A recently released study by NYU confirms something that should have been obvious to anyone whose brain hasn’t yet jumped ship waving a white flag: You shouldn’t trust that whatever white, powdery substance you think you’re putting in your body to actually be that substance. A recently released NYU study determined that 40 percent of people who thought they were popping molly—the supposed pure form of ecstasy’s main ingredient, MDMA—actually had unwittingly ingested synthetic cathinones, the active ingredients in bath salts, “and/or” other psychoactive substances new on the market, “intended to mimic the effects of traditional illegal drugs.”

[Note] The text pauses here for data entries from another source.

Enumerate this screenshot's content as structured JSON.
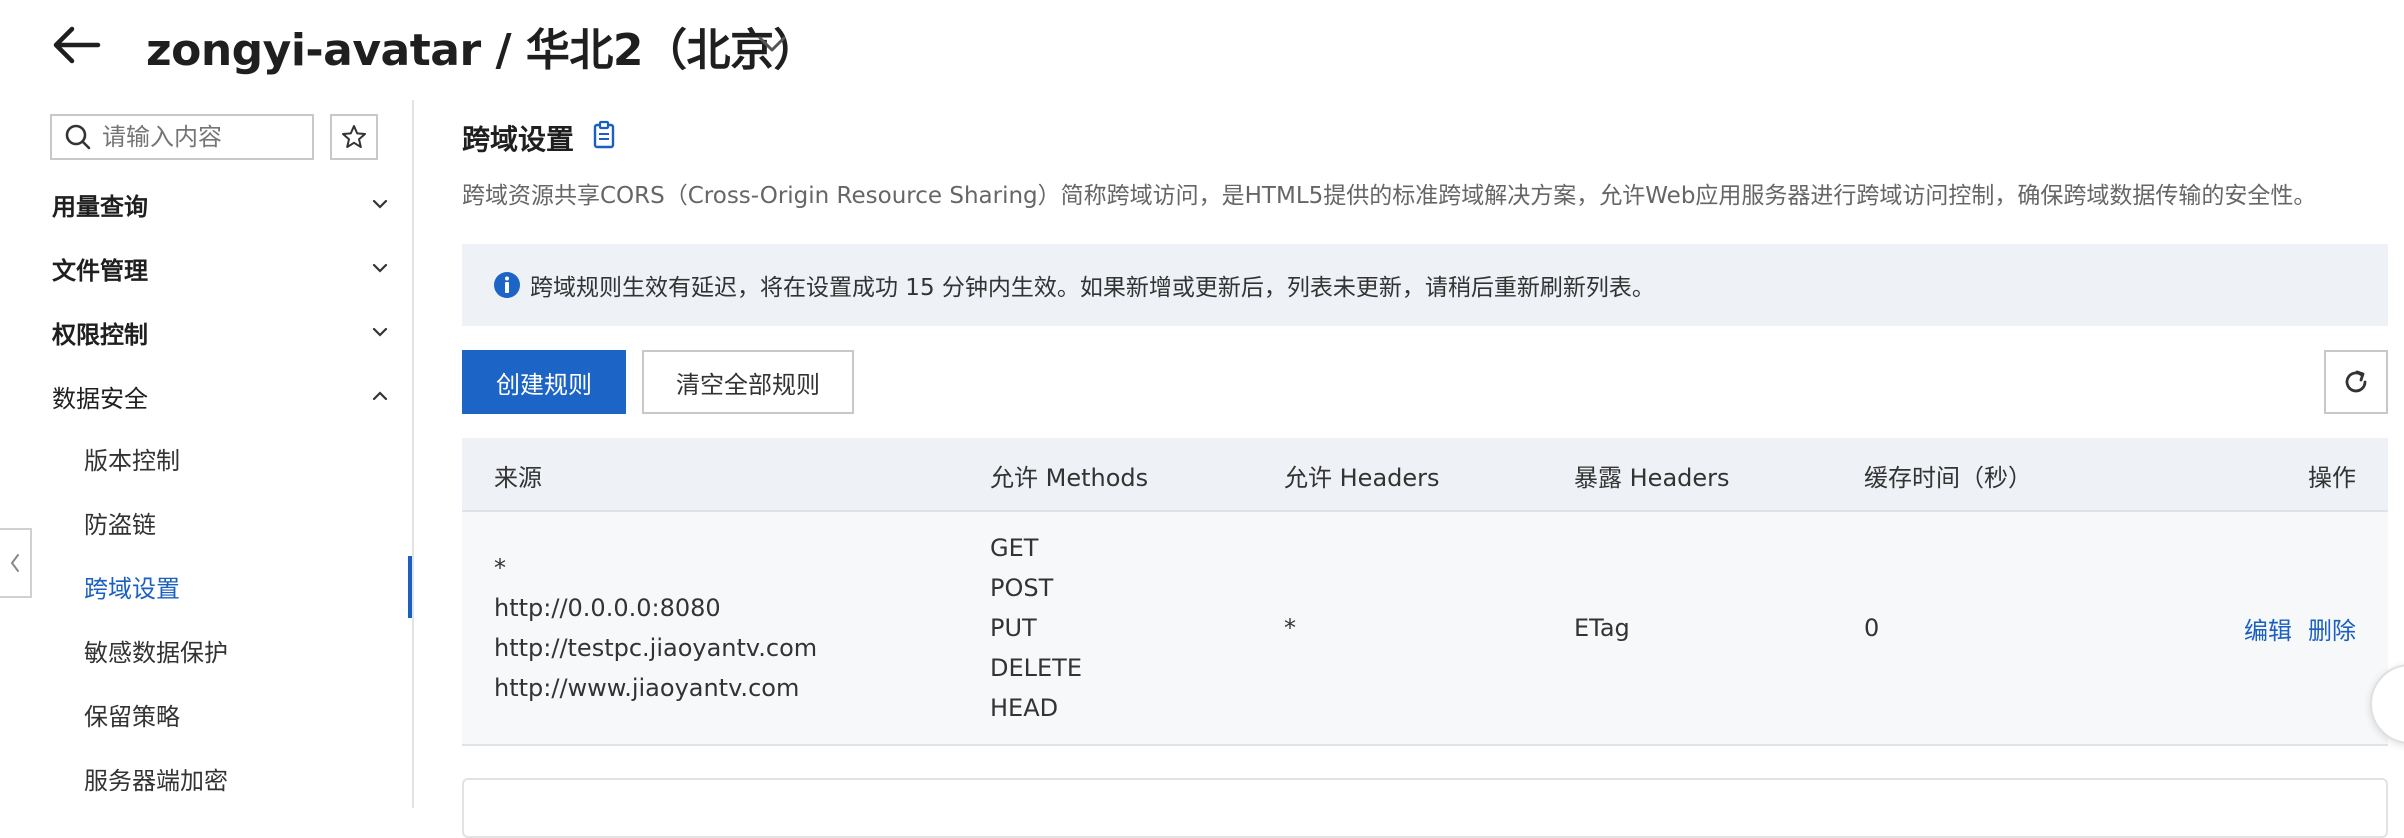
{
  "header": {
    "title": "zongyi-avatar / 华北2（北京）",
    "back_icon": "arrow-left-icon",
    "dropdown_icon": "chevron-down-icon"
  },
  "sidebar": {
    "search_placeholder": "请输入内容",
    "groups": [
      {
        "label": "用量查询",
        "expanded": false
      },
      {
        "label": "文件管理",
        "expanded": false
      },
      {
        "label": "权限控制",
        "expanded": false
      },
      {
        "label": "数据安全",
        "expanded": true
      }
    ],
    "sub_items": [
      {
        "label": "版本控制"
      },
      {
        "label": "防盗链"
      },
      {
        "label": "跨域设置",
        "active": true
      },
      {
        "label": "敏感数据保护"
      },
      {
        "label": "保留策略"
      },
      {
        "label": "服务器端加密"
      }
    ]
  },
  "main": {
    "title": "跨域设置",
    "description": "跨域资源共享CORS（Cross-Origin Resource Sharing）简称跨域访问，是HTML5提供的标准跨域解决方案，允许Web应用服务器进行跨域访问控制，确保跨域数据传输的安全性。",
    "notice": "跨域规则生效有延迟，将在设置成功 15 分钟内生效。如果新增或更新后，列表未更新，请稍后重新刷新列表。",
    "buttons": {
      "create": "创建规则",
      "clear_all": "清空全部规则"
    },
    "table": {
      "columns": [
        "来源",
        "允许 Methods",
        "允许 Headers",
        "暴露 Headers",
        "缓存时间（秒）",
        "操作"
      ],
      "rows": [
        {
          "origins": [
            "*",
            "http://0.0.0.0:8080",
            "http://testpc.jiaoyantv.com",
            "http://www.jiaoyantv.com"
          ],
          "methods": [
            "GET",
            "POST",
            "PUT",
            "DELETE",
            "HEAD"
          ],
          "allow_headers": "*",
          "expose_headers": "ETag",
          "max_age": "0",
          "actions": {
            "edit": "编辑",
            "delete": "删除"
          }
        }
      ]
    }
  },
  "colors": {
    "accent": "#1d64c7",
    "link": "#1a5fc2",
    "notice_bg": "#eef2f7"
  }
}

Researchers took a hair sample from respondents of a survey they conducted outside of nightclubs and music festivals last year. Participants were asked if they used ecstasy/MDMA/molly, and whether they had ever “knowingly used any of 35 listed ‘bath salts’ or other novel drugs.” From NYU’s report on the study:

The researchers focused on the hair samples provided by 48 participants who reported ecstasy use. While half of the samples tested positive for MDMA, half tested positive for “bath salts” and/or other novel psychoactive substances. The most commonly detected “bath salts” were butylone and methylone—common adulterants in ecstasy/Molly.

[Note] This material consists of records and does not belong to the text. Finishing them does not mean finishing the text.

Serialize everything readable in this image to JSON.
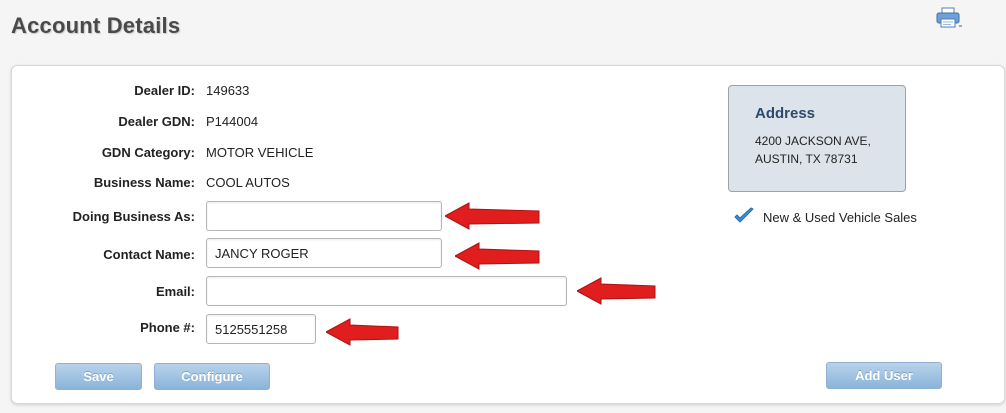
{
  "page": {
    "title": "Account Details"
  },
  "toolbar": {
    "print_icon": "printer-icon"
  },
  "details": {
    "dealer_id": {
      "label": "Dealer ID:",
      "value": "149633"
    },
    "dealer_gdn": {
      "label": "Dealer GDN:",
      "value": "P144004"
    },
    "gdn_category": {
      "label": "GDN Category:",
      "value": "MOTOR VEHICLE"
    },
    "business_name": {
      "label": "Business Name:",
      "value": "COOL AUTOS"
    }
  },
  "form": {
    "doing_business_as": {
      "label": "Doing Business As:",
      "value": ""
    },
    "contact_name": {
      "label": "Contact Name:",
      "value": "JANCY ROGER"
    },
    "email": {
      "label": "Email:",
      "value": ""
    },
    "phone": {
      "label": "Phone #:",
      "value": "5125551258"
    }
  },
  "address": {
    "title": "Address",
    "line1": "4200 JACKSON AVE,",
    "line2": "AUSTIN, TX 78731"
  },
  "services": [
    {
      "label": "New & Used Vehicle Sales",
      "icon": "checkmark-icon",
      "checked": true
    }
  ],
  "buttons": {
    "save": "Save",
    "configure": "Configure",
    "add_user": "Add User"
  },
  "colors": {
    "arrow": "#e01e1e",
    "button": "#8ab4da",
    "address_bg": "#dde3ea",
    "address_title": "#2c4a6e",
    "check": "#3a8fd6"
  }
}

“Among those who reported no use of “bath salts” or unknown powders or pills, four out of ten tested positive for “bath salts” and/or other novel drugs,” said [Dr. Joseph J. Palamar]. “One sample also tested positive for alpha-PVP—the strong stimulant known as ‘Flakka’ that has made headlines in the last year. A lot of people laughed when they gave us their hair saying things like, ‘I don’t use bath salts; I’m not a zombie who eats people’s faces.’ Yet our findings suggest many of these people have been using ‘bath salts’ without realizing it.”

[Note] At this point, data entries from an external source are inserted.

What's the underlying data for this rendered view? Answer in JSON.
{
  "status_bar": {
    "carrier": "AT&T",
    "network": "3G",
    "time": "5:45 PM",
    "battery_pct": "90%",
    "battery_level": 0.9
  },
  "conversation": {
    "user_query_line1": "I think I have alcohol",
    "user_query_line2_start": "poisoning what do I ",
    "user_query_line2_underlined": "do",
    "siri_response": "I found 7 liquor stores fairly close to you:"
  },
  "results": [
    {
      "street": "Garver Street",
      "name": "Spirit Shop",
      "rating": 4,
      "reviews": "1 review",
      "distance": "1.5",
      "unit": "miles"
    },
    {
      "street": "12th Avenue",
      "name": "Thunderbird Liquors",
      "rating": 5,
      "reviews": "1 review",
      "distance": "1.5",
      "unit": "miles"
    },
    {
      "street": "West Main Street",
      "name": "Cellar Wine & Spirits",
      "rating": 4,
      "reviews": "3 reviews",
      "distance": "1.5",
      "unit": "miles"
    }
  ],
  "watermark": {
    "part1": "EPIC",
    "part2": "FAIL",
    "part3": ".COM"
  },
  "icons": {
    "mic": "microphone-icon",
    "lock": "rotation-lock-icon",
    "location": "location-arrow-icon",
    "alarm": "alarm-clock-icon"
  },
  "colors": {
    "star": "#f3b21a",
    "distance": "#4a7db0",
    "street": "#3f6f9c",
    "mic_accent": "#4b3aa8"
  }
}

For years, there have been reports of molly made dirty by the presence of bath salts (or bath salts being sold as molly), and here’s some science to back it up. Something else to back it up is common fucking sense. As trustworthy as you may think your dealer is, he or she could fail you. You could cautiously hang back, observing as your more drug-adventurous friends to take whatever powder you’ve all decided to share and then determining from their responses if it is actually what it’s supposed to be. (In that case, of course, you’re then trusting the word of people who are on drugs.) Or you could get a pricey test kit, which is exactly what Dr. Palmar suggests:

As Molly is becoming a much riskier substance, I really hope that those who decide to use educate themselves about what they’re doing. While it is safest to avoid use, test kits are available online for those who decide to use, and want to ensure that they’re taking real MDMA and not a new synthetic stimulant such as Flakka.

Of course, you could also keep risking it, reasoning that bath salts don’t quite turn a person into the face-eating zombie that the government would you believe they do. And if the government would regulate the drugs that people are only going to do anyway, we could stop worrying about dirty molly, and get back to focusing on the music and waiting for the drop.